Here are a few samples of recent client campaigns.
Our team helped the University of Idaho develop an integrated communications campaign for open enrollment, which included print, email, and digital deliverables. We focused on short, actionable copy to engage readers and highlight the steps they needed to make informed choices and complete the enrollment process. Photography featured feel-good images, designed to grab attention, of employees interacting with dependents and coworkers. Similarly, icons reinforced important date information. The combination of actionable copy, engaging images, and on-brand design resulted in a successful campaign with high engagement and minimal noise for the university’s HR team.
The Teamsters Security Fund for Southern Nevada Local 14 opened new Family Wellness Centers to offer members and their families convenient, no-cost primary and acute health care, including preventive care and medications. Members welcomed these facilities, especially in areas with fewer in-network providers. Now, they have several options for health care treatment: wellness centers, in-network doctor visits, telemedicine, urgent care centers, and emergency room for life-threatening care. At the same time, however, it wasn’t always clear to members which type of facility or provider to choose, given their symptoms and cost concerns. So, we worked in unison with them to develop an interactive online tool that asks members about their symptoms and then, depending on their answers, helps drive their decision-making by providing the features, costs, and contact information for each of the different options available to them.

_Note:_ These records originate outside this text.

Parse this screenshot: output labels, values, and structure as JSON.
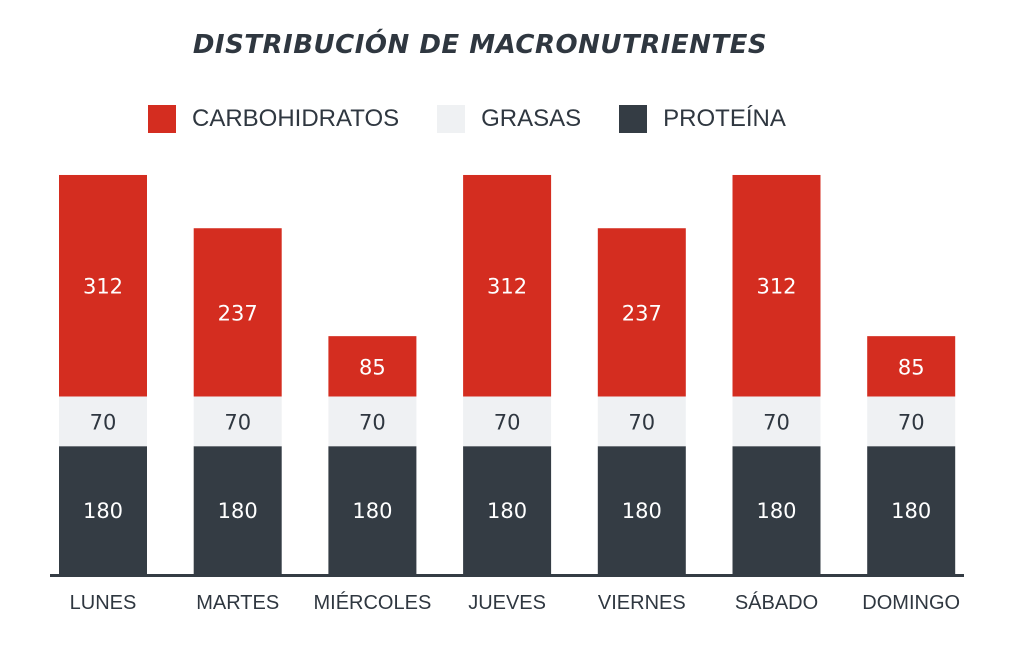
{
  "colors": {
    "carbs": "#d42d20",
    "fats": "#eff1f3",
    "protein": "#343c44",
    "axis": "#343c44",
    "text_dark": "#2f3740",
    "text_light": "#ffffff"
  },
  "chart_data": {
    "type": "bar",
    "stacked": true,
    "title": "DISTRIBUCIÓN DE MACRONUTRIENTES",
    "categories": [
      "LUNES",
      "MARTES",
      "MIÉRCOLES",
      "JUEVES",
      "VIERNES",
      "SÁBADO",
      "DOMINGO"
    ],
    "series": [
      {
        "name": "PROTEÍNA",
        "color_key": "protein",
        "values": [
          180,
          180,
          180,
          180,
          180,
          180,
          180
        ]
      },
      {
        "name": "GRASAS",
        "color_key": "fats",
        "values": [
          70,
          70,
          70,
          70,
          70,
          70,
          70
        ]
      },
      {
        "name": "CARBOHIDRATOS",
        "color_key": "carbs",
        "values": [
          312,
          237,
          85,
          312,
          237,
          312,
          85
        ]
      }
    ],
    "legend_order": [
      "CARBOHIDRATOS",
      "GRASAS",
      "PROTEÍNA"
    ],
    "legend_position": "top",
    "grid": false,
    "data_labels": true
  }
}
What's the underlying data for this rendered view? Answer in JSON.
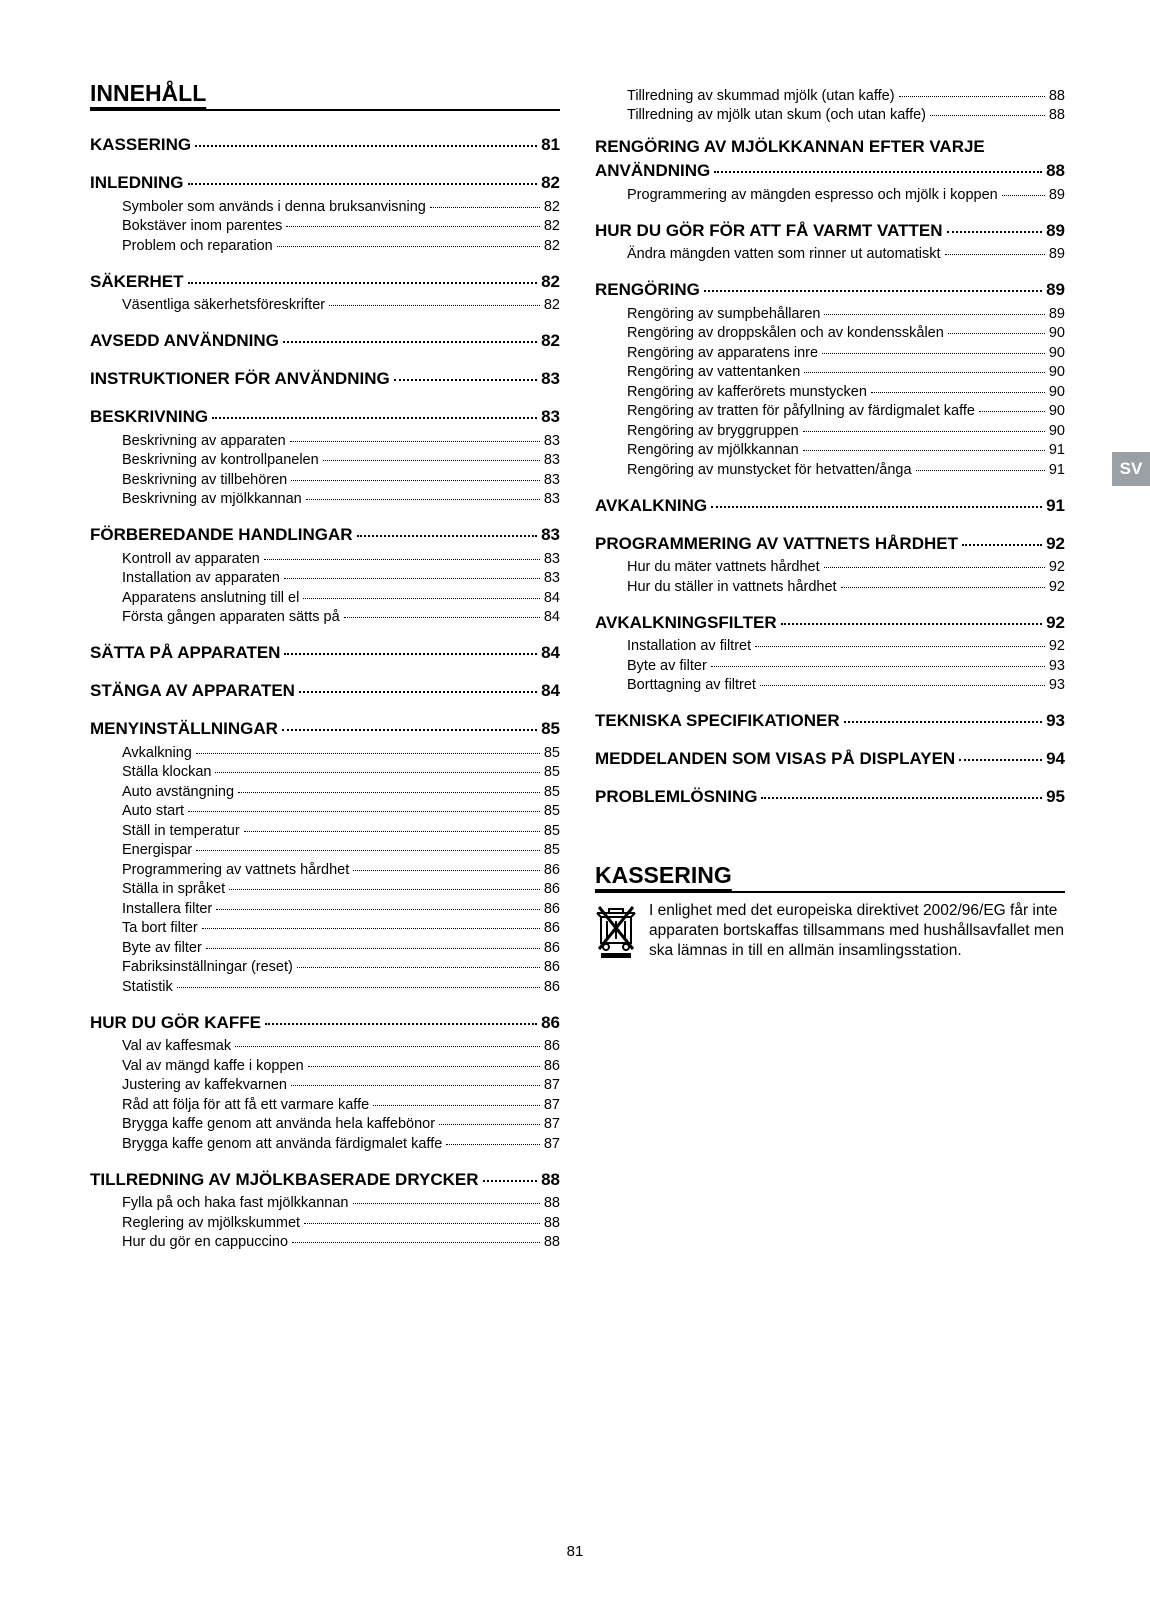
{
  "page_number": "81",
  "lang_tab": "SV",
  "main_title": "INNEHÅLL",
  "left": [
    {
      "type": "h",
      "label": "KASSERING",
      "page": "81"
    },
    {
      "type": "h",
      "label": "INLEDNING",
      "page": "82",
      "subs": [
        {
          "label": "Symboler som används i denna bruksanvisning",
          "page": "82"
        },
        {
          "label": "Bokstäver inom parentes",
          "page": "82"
        },
        {
          "label": "Problem och reparation",
          "page": "82"
        }
      ]
    },
    {
      "type": "h",
      "label": "SÄKERHET",
      "page": "82",
      "subs": [
        {
          "label": "Väsentliga säkerhetsföreskrifter",
          "page": "82"
        }
      ]
    },
    {
      "type": "h",
      "label": "AVSEDD ANVÄNDNING",
      "page": "82"
    },
    {
      "type": "h",
      "label": "INSTRUKTIONER FÖR ANVÄNDNING",
      "page": "83"
    },
    {
      "type": "h",
      "label": "BESKRIVNING",
      "page": "83",
      "subs": [
        {
          "label": "Beskrivning av apparaten",
          "page": "83"
        },
        {
          "label": "Beskrivning av kontrollpanelen",
          "page": "83"
        },
        {
          "label": "Beskrivning av tillbehören",
          "page": "83"
        },
        {
          "label": "Beskrivning av mjölkkannan",
          "page": "83"
        }
      ]
    },
    {
      "type": "h",
      "label": "FÖRBEREDANDE HANDLINGAR",
      "page": "83",
      "subs": [
        {
          "label": "Kontroll av apparaten",
          "page": "83"
        },
        {
          "label": "Installation av apparaten",
          "page": "83"
        },
        {
          "label": "Apparatens anslutning till el",
          "page": "84"
        },
        {
          "label": "Första gången apparaten sätts på",
          "page": "84"
        }
      ]
    },
    {
      "type": "h",
      "label": "SÄTTA PÅ APPARATEN",
      "page": "84"
    },
    {
      "type": "h",
      "label": "STÄNGA AV APPARATEN",
      "page": "84"
    },
    {
      "type": "h",
      "label": "MENYINSTÄLLNINGAR",
      "page": "85",
      "subs": [
        {
          "label": "Avkalkning",
          "page": "85"
        },
        {
          "label": "Ställa klockan",
          "page": "85"
        },
        {
          "label": "Auto avstängning",
          "page": "85"
        },
        {
          "label": "Auto start",
          "page": "85"
        },
        {
          "label": "Ställ in temperatur",
          "page": "85"
        },
        {
          "label": "Energispar",
          "page": "85"
        },
        {
          "label": "Programmering av vattnets hårdhet",
          "page": "86"
        },
        {
          "label": "Ställa in språket",
          "page": "86"
        },
        {
          "label": "Installera filter",
          "page": "86"
        },
        {
          "label": "Ta bort filter",
          "page": "86"
        },
        {
          "label": "Byte av filter",
          "page": "86"
        },
        {
          "label": "Fabriksinställningar (reset)",
          "page": "86"
        },
        {
          "label": "Statistik",
          "page": "86"
        }
      ]
    },
    {
      "type": "h",
      "label": "HUR DU GÖR KAFFE",
      "page": "86",
      "subs": [
        {
          "label": "Val av kaffesmak",
          "page": "86"
        },
        {
          "label": "Val av mängd kaffe i koppen",
          "page": "86"
        },
        {
          "label": "Justering av kaffekvarnen",
          "page": "87"
        },
        {
          "label": "Råd att följa för att få ett varmare kaffe",
          "page": "87"
        },
        {
          "label": "Brygga kaffe genom att använda hela kaffebönor",
          "page": "87"
        },
        {
          "label": "Brygga kaffe genom att använda färdigmalet kaffe",
          "page": "87"
        }
      ]
    },
    {
      "type": "h",
      "label": "TILLREDNING AV MJÖLKBASERADE DRYCKER",
      "page": "88",
      "subs": [
        {
          "label": "Fylla på och haka fast mjölkkannan",
          "page": "88"
        },
        {
          "label": "Reglering av mjölkskummet",
          "page": "88"
        },
        {
          "label": "Hur du gör en cappuccino",
          "page": "88"
        }
      ]
    }
  ],
  "right_prelude_subs": [
    {
      "label": "Tillredning av skummad mjölk (utan kaffe)",
      "page": "88"
    },
    {
      "label": "Tillredning av mjölk utan skum (och utan kaffe)",
      "page": "88"
    }
  ],
  "right": [
    {
      "type": "h",
      "label": "RENGÖRING AV MJÖLKKANNAN EFTER VARJE ANVÄNDNING",
      "page": "88",
      "multiline": true,
      "subs": [
        {
          "label": "Programmering av mängden espresso och mjölk i koppen",
          "page": "89"
        }
      ]
    },
    {
      "type": "h",
      "label": "HUR DU GÖR FÖR ATT FÅ VARMT VATTEN",
      "page": "89",
      "subs": [
        {
          "label": "Ändra mängden vatten som rinner ut automatiskt",
          "page": "89"
        }
      ]
    },
    {
      "type": "h",
      "label": "RENGÖRING",
      "page": "89",
      "subs": [
        {
          "label": "Rengöring av sumpbehållaren",
          "page": "89"
        },
        {
          "label": "Rengöring av droppskålen och av kondensskålen",
          "page": "90"
        },
        {
          "label": "Rengöring av apparatens inre",
          "page": "90"
        },
        {
          "label": "Rengöring av vattentanken",
          "page": "90"
        },
        {
          "label": "Rengöring av kafferörets munstycken",
          "page": "90"
        },
        {
          "label": "Rengöring av tratten för påfyllning av färdigmalet kaffe",
          "page": "90"
        },
        {
          "label": "Rengöring av bryggruppen",
          "page": "90"
        },
        {
          "label": "Rengöring av mjölkkannan",
          "page": "91"
        },
        {
          "label": "Rengöring av munstycket för hetvatten/ånga",
          "page": "91"
        }
      ]
    },
    {
      "type": "h",
      "label": "AVKALKNING",
      "page": "91"
    },
    {
      "type": "h",
      "label": "PROGRAMMERING AV VATTNETS HÅRDHET",
      "page": "92",
      "subs": [
        {
          "label": "Hur du mäter vattnets hårdhet",
          "page": "92"
        },
        {
          "label": "Hur du ställer in vattnets hårdhet",
          "page": "92"
        }
      ]
    },
    {
      "type": "h",
      "label": "AVKALKNINGSFILTER",
      "page": "92",
      "subs": [
        {
          "label": "Installation av filtret",
          "page": "92"
        },
        {
          "label": "Byte av filter",
          "page": "93"
        },
        {
          "label": "Borttagning av filtret",
          "page": "93"
        }
      ]
    },
    {
      "type": "h",
      "label": "TEKNISKA SPECIFIKATIONER",
      "page": "93"
    },
    {
      "type": "h",
      "label": "MEDDELANDEN SOM VISAS PÅ DISPLAYEN",
      "page": "94"
    },
    {
      "type": "h",
      "label": "PROBLEMLÖSNING",
      "page": "95"
    }
  ],
  "kassering": {
    "title": "KASSERING",
    "body": "I enlighet med det europeiska direktivet 2002/96/EG får inte apparaten bortskaffas tillsammans med hushållsavfallet men ska lämnas in till en allmän insamlingsstation."
  }
}
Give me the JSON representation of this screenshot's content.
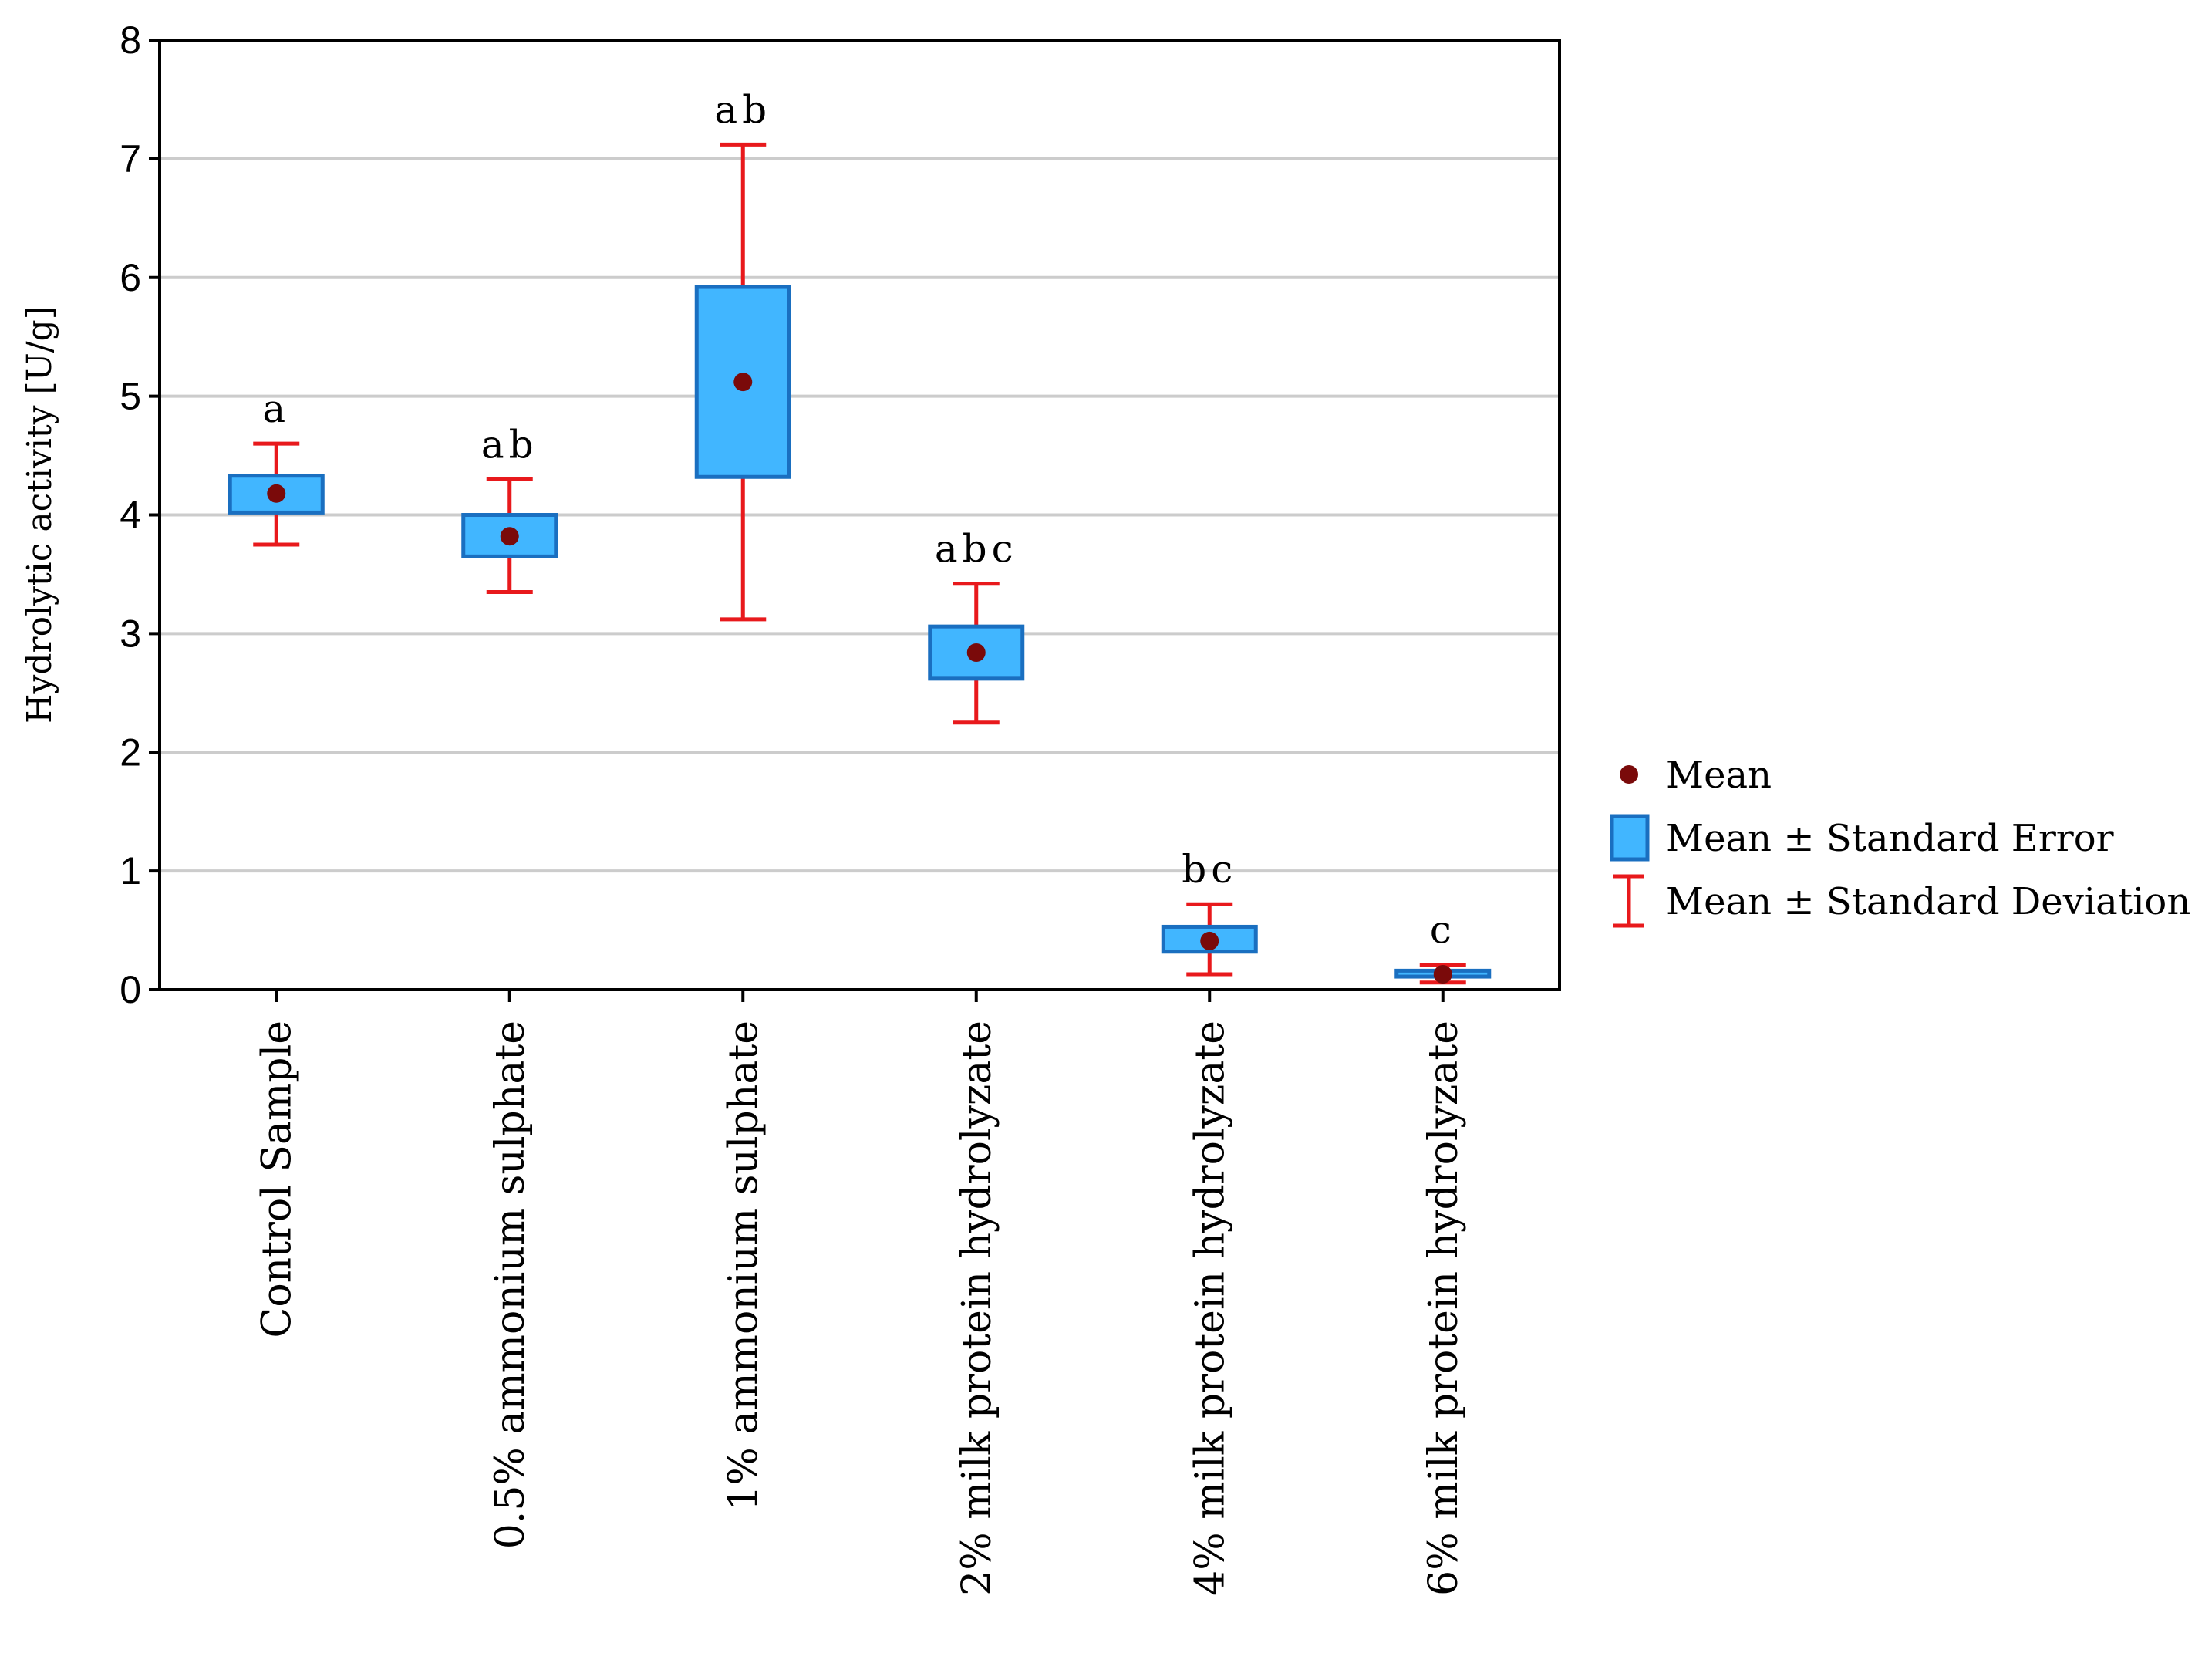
{
  "chart_data": {
    "type": "box",
    "ylabel": "Hydrolytic activity [U/g]",
    "xlabel": "",
    "ylim": [
      0,
      8
    ],
    "yticks": [
      0,
      1,
      2,
      3,
      4,
      5,
      6,
      7,
      8
    ],
    "grid": true,
    "categories": [
      "Control Sample",
      "0.5% ammonium sulphate",
      "1% ammonium sulphate",
      "2% milk protein hydrolyzate",
      "4% milk protein hydrolyzate",
      "6% milk protein hydrolyzate"
    ],
    "series": [
      {
        "name": "Mean",
        "values": [
          4.18,
          3.82,
          5.12,
          2.84,
          0.41,
          0.13
        ]
      },
      {
        "name": "Mean ± Standard Error",
        "low": [
          4.02,
          3.65,
          4.32,
          2.62,
          0.32,
          0.11
        ],
        "high": [
          4.33,
          4.0,
          5.92,
          3.06,
          0.53,
          0.16
        ]
      },
      {
        "name": "Mean ± Standard Deviation",
        "low": [
          3.75,
          3.35,
          3.12,
          2.25,
          0.13,
          0.06
        ],
        "high": [
          4.6,
          4.3,
          7.12,
          3.42,
          0.72,
          0.21
        ]
      }
    ],
    "group_letters": [
      "a",
      "ab",
      "ab",
      "abc",
      "bc",
      "c"
    ],
    "legend": {
      "position": "right",
      "items": [
        "Mean",
        "Mean ± Standard Error",
        "Mean ± Standard Deviation"
      ]
    },
    "colors": {
      "mean": "#7a0a0a",
      "box_fill": "#41b6ff",
      "box_stroke": "#1a6fc0",
      "whisker": "#e8191c",
      "grid": "#cccccc",
      "axis": "#000000"
    }
  }
}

Midway through the pandemic, Splunk faced a number of challenges, including an extremely burned-out workforce. While this was true for many other organizations, Splunk lacked a well-being program that might’ve been updated and re-promoted to revitalize employees. Nor did they have the communications infrastructure to support this kind of offering. To help Splunk communicate their rich well-being benefits while rolling out a well-being strategy (and slogging through the end of the pandemic), we helped Splunk name and roll out Spark, a comprehensive, holistic, global well-being program. Designed to help Splunkers become—and stay—physically engaged, mentally focused, emotionally connected, and purpose driven, Spark is comprised of a benefits brand identity, a benefits website, and a well-being website. Working together, all these elements have helped to create a more engaged, energized, and productive culture.
At Segal Benz, we help great organizations inspire people to improve their health, their finances, and their futures. We design communications that matter because your people matter—and because no one wants to find out, months too late, that they missed out on a big pile of money because they didn’t read their emails.